Davide Enia. La Loi de la mer. Albin Michel. 2018

En 1973 – quarante ans de cela -, Jean Raspail publiait Le camp des Saints : l’Europe avec la France en tête de pont est envahie par une immigration massive venue du sud, l’Afrique. Jean Cau avait dit alors : Et si Raspail, avec Le Camp des Saints, n’était ni un prophète ni un romancier visionnaire, mais simplement un implacable historien de notre futur ?

De 1993 à 2013, selon Frontex, l’agence européenne chargée de la sécurité aux frontières, cette immigration clandestine par la Méditerranée a fait 20 000 morts. En 2012, 10 000 migrants ont traversé la Méditerranée, 30 000 en 2013, provenant d’Erythrée, de Lybie, de Syrie ; le 8 octobre, un autre bateau fait naufrage : plus de 50 morts.

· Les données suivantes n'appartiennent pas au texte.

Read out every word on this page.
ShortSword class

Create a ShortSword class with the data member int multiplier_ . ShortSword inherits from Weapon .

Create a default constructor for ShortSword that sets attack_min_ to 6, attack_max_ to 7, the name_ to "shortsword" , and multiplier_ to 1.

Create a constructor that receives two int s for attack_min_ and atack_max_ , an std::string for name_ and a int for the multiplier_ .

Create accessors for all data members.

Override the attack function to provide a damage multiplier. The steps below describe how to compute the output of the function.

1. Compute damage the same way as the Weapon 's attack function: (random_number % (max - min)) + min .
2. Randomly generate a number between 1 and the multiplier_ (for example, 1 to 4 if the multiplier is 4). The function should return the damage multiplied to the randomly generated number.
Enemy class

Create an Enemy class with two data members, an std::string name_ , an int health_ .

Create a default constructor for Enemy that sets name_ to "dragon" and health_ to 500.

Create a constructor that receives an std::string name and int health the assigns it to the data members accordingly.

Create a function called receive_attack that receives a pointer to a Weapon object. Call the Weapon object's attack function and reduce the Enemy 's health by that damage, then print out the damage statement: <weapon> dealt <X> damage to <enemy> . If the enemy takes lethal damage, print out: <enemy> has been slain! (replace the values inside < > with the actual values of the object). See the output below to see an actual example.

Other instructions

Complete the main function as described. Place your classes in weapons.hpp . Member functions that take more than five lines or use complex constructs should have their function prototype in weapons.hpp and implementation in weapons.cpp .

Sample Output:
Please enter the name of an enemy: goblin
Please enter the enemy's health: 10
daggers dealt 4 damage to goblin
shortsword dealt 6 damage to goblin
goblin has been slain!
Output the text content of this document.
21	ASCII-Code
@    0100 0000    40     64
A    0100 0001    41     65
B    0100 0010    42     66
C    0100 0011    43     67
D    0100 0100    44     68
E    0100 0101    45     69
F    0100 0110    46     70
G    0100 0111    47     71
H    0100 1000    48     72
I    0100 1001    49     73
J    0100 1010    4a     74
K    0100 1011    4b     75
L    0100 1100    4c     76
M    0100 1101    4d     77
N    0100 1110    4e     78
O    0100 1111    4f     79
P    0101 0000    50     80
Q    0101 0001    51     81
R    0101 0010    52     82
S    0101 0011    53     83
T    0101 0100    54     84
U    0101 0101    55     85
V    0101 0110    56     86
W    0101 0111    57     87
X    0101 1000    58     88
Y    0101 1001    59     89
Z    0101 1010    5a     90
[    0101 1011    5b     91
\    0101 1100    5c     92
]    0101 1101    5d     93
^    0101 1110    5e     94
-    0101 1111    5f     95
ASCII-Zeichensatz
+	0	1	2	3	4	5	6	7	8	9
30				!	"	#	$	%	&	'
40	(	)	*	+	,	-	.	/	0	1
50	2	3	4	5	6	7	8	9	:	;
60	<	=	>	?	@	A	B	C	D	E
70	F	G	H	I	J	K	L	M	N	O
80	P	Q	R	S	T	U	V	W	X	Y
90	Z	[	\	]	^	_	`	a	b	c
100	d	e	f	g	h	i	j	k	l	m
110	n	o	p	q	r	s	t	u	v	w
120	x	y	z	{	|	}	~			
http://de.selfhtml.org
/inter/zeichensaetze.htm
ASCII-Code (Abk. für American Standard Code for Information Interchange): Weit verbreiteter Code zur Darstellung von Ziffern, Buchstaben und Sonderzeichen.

Entre ces deux catastrophes, un autre navire fait naufrage au large d’Alexandrie : 12 morts. La plupart de ces tragédies se déroulent à proximité de l’île de Lampedusa, entre Malte, la Sicile et la Tunisie, plus proche de cette dernière que de Malte et de la Sicile. Le scénario de Jean Raspail se déroule implacablement, pas à la même vitesse certes, mais qu’importe !

Le pape François s’y était rendu le 8 juillet, dénonçant vigoureusement cette situation scandaleuse. Lampedusa doit être un phare pour le monde entier. Que nous ayons le courage d’accueillir ceux qui cherchent un monde meilleur. Merci pour votre tendresse.

Et moins de six mois plus tard arrivaient sur le web des images des traitements indignes infligés aux immigrants, rappelant tristement les camps de concentration : arrosage au jet d’hommes nus pour les désinfecter de la gale. On avait donc soigneusement caché cela au pape qui s’est fait manipuler comme s’étaient fait manipuler les responsables du CICR en visite dans le camp de Theresienstadt pendant la deuxième guerre mondiale.

On sait très bien qu’il n’y a pas de solution en même temps réaliste et humaine. Il faut tout de même commencer par bien réaliser que le scandale n’existe qu’en Europe, car, dans les pays d’origine des immigrants, tout le monde s’en fout complètement, alors que la solution ne peut venir que de chez eux. Dans les même temps se tenait un sommet de l’OUA, qui a à peine effleuré le sujet ! Ils s’en foutent, parce qu’en fait ces drames sont pour eux du quotidien ou presque : des trente, quarante morts dans un accident de bus sont choses fréquentes. Et alors ? Inch’Allah. Physiquement la surveillance de la Méditerranée par les satellites donne les moyens de fermer les frontières et de faire faire demi-tour à ces bateaux, mais c’est les renvoyer dans leurs prisons, à leur misère, à leur famine et un jour ou l’autre à la mort. Humainement ce n’est pas acceptable. Aider ces gens-là chez eux, et c’est une fois de plus la main dans l’engrenage de la corruption, des détournements de fonds etc… Ouvrir largement nos portes, quand l’effort fiscal demandé à chaque citoyen rend sa vie à la limite parfois du supportable, c’est dérouler le tapis rouge lors des élections aux partis d’extrême droite qui prônent un durcissement de la législation.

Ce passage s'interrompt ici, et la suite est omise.